I represent and warrant that I have returned to the Company Group all documents, property and records owned by, belonging to or created by the Company Group, or any other Releasee, and all copies thereof (the “LifeStance Property”). I also represent and warrant that I have not retained any copies of any LifeStance Property and that I have no LifeStance Property in my possession, custody or control. The LifeStance Property includes, but is not limited to, keys, wares, products, complete and/or partial documents, correspondence, reports, memoranda, notes, software, computer disks, manuals, computerized information and reports. Further, from and after a Separation Date, I acknowledge and agree that I shall not access any systems or vendor portals of the Company Group..

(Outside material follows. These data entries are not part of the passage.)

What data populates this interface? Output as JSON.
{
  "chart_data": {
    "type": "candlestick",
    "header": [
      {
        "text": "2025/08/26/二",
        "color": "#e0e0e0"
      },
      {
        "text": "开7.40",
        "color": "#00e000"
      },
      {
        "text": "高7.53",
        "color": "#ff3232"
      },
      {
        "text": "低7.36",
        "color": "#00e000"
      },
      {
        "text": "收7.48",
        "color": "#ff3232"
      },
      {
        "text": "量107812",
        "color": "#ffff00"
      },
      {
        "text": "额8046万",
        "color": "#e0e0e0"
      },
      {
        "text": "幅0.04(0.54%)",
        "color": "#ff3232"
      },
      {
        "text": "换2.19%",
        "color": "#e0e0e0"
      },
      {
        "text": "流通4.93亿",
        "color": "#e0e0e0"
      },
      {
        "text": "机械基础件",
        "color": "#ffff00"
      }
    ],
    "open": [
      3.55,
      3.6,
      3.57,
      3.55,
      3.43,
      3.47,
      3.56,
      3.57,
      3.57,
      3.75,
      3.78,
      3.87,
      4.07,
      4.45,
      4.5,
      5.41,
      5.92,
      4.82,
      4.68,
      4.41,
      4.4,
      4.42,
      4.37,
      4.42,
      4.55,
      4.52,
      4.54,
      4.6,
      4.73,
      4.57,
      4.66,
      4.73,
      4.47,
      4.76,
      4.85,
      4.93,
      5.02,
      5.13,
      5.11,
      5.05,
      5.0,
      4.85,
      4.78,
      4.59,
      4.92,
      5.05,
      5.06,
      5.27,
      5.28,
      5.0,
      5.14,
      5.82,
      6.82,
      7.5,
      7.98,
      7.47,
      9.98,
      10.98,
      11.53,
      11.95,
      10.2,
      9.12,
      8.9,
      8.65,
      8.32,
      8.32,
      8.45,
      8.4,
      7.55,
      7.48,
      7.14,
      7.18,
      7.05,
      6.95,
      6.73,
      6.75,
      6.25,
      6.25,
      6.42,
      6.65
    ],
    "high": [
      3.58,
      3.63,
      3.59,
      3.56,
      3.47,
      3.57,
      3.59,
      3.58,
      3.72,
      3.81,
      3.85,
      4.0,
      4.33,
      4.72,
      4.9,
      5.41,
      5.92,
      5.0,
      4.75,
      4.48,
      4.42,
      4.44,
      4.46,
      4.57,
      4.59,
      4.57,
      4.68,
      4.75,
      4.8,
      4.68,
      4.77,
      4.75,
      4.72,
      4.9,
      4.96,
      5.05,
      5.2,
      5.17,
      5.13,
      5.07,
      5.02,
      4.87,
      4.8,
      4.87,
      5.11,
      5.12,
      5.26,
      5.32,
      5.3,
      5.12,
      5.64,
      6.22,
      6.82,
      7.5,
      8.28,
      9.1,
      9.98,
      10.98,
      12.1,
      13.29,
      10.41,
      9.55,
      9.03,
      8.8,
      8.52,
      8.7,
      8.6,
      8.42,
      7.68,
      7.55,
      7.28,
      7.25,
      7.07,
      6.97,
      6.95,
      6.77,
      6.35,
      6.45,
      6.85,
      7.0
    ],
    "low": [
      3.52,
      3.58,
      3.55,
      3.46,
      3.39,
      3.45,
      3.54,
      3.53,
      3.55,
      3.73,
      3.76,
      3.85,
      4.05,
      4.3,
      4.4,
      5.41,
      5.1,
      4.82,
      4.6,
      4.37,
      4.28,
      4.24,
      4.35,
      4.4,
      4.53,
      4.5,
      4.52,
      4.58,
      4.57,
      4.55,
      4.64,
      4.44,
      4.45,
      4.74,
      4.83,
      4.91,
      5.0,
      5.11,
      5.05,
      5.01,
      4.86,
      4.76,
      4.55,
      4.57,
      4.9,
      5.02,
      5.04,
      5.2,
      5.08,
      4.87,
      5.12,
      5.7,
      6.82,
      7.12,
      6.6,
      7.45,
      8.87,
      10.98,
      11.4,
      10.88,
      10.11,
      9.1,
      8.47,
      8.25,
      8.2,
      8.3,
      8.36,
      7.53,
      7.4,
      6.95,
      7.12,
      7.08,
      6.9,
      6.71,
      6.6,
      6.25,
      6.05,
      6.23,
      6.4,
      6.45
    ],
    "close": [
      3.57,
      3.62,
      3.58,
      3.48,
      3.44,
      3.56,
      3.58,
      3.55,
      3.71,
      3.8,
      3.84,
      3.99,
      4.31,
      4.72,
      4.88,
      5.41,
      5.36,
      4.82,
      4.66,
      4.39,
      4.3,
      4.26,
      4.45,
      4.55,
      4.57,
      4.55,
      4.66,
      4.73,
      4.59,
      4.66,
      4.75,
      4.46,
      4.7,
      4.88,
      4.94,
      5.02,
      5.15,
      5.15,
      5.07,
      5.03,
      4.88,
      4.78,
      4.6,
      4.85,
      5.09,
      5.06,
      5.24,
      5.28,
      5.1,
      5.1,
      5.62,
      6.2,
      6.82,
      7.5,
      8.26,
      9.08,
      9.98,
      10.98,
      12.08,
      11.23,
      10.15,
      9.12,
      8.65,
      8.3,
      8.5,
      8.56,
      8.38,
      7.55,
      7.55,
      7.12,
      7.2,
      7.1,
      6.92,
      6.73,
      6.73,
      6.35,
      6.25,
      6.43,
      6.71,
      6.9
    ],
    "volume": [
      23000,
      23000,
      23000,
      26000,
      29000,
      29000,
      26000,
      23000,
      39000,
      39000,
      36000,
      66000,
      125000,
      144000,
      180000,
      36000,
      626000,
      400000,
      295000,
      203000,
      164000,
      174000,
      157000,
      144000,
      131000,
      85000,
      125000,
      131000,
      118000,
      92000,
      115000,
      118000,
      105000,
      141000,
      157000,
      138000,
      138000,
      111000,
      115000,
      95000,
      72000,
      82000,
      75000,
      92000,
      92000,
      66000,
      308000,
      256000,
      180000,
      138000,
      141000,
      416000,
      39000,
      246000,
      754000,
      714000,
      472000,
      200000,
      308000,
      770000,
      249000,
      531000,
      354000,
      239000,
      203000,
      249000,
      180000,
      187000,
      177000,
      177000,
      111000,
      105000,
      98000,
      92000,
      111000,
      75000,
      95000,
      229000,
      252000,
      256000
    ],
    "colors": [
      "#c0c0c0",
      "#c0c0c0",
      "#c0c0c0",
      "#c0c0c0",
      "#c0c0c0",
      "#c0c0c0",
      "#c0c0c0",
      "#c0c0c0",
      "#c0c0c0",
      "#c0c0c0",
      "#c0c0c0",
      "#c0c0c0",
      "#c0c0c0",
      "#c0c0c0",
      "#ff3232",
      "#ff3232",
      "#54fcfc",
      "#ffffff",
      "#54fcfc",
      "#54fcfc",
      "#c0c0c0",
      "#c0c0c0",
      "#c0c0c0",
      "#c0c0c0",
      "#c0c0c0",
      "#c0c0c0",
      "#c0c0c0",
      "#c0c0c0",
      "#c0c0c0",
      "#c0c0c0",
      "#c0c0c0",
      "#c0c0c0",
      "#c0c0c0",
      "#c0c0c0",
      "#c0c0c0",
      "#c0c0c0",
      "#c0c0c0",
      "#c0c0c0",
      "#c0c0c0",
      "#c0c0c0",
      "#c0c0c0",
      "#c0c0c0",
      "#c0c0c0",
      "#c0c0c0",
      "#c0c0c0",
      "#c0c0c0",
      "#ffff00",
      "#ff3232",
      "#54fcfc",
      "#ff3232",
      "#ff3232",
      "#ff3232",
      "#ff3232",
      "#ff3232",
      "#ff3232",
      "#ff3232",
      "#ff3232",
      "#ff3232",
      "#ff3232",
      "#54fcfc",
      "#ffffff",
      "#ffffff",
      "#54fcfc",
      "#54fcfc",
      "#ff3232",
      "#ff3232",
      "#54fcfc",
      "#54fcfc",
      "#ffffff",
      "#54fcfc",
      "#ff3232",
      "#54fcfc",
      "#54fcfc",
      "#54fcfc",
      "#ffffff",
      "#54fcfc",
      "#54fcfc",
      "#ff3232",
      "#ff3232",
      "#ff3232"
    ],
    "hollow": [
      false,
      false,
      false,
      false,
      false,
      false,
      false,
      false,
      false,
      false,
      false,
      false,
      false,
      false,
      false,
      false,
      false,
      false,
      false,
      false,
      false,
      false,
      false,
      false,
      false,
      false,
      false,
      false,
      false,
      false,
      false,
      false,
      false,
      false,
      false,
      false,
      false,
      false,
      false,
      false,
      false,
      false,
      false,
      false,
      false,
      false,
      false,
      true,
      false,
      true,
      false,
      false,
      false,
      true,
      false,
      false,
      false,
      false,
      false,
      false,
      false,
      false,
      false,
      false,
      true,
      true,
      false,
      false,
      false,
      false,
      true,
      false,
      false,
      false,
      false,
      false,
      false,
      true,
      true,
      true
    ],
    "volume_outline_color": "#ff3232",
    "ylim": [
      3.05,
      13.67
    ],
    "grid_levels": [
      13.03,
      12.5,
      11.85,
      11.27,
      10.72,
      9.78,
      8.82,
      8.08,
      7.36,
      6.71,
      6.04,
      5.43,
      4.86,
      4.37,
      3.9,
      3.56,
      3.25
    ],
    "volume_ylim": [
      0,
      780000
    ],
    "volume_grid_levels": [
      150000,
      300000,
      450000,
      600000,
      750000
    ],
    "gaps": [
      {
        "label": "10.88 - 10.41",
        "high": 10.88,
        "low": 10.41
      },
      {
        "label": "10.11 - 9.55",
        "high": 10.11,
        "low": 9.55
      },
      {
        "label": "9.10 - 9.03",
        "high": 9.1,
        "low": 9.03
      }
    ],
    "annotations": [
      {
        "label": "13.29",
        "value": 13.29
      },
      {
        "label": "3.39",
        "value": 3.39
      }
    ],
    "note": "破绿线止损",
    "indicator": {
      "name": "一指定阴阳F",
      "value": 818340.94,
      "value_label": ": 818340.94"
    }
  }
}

I agree that I will not disparage or criticize the Company Group or any other Releasee, or their products, services, practices, business affairs and/or financial condition, to any third person or entity.

 

I acknowledge that I will continue to be bound by my obligations under the Agreement and under any agreement between me and any member of the Company Group that survive the termination of my employment by the terms thereof (the “Continuing Obligations”). I further acknowledge that the obligation of the Company to make payments to me or on my behalf under Section 2 of the Agreement, and my right to retain the same, are expressly conditioned upon my continued full performance of the Continuing Obligations.

 

I understand that I must sign this Release of Claims, if at all, within five (5) days of the date hereof, and in no event prior to the date that my employment with the Company Group terminates. I acknowledge that this Release of Claims creates legally binding obligations, and that the Company Group has advised me to consult an attorney before signing it. In signing this Release of Claims, I give the Company Group assurance that I have signed it voluntarily and with a full understanding of its terms; that I have had sufficient opportunity of not less than twenty-one (21) days before signing this Release of Claims to consider its terms and to consult with an attorney, if I wished to do so, or to consult with any of the other persons described in the third sentence of the second paragraph hereof; and that I have not relied on any promises or representations, express or implied, that are not set forth expressly in this Release of Claims. I understand that I will have seven (7) days after signing this Release of Claims to revoke my signature, and that, if I intend to revoke my signature, I must do so in writing addressed and delivered to the Ryan Pardo, Chief Legal Officer, prior to the end of the seven (7)-day revocation period. I understand that this Release of Claims will become effective upon the eighth (8th) day following the date that I sign it, provided that I do not revoke my acceptance in accordance with the immediately preceding sentence. This Release constitutes the entire agreement between me and the Company Group and supersedes all prior and contemporaneous communications, agreements and understandings, whether written or oral, with respect to my employment, its termination and all related matters, excluding only the Continuing Obligations, which shall remain in full force and effect in accordance with their terms.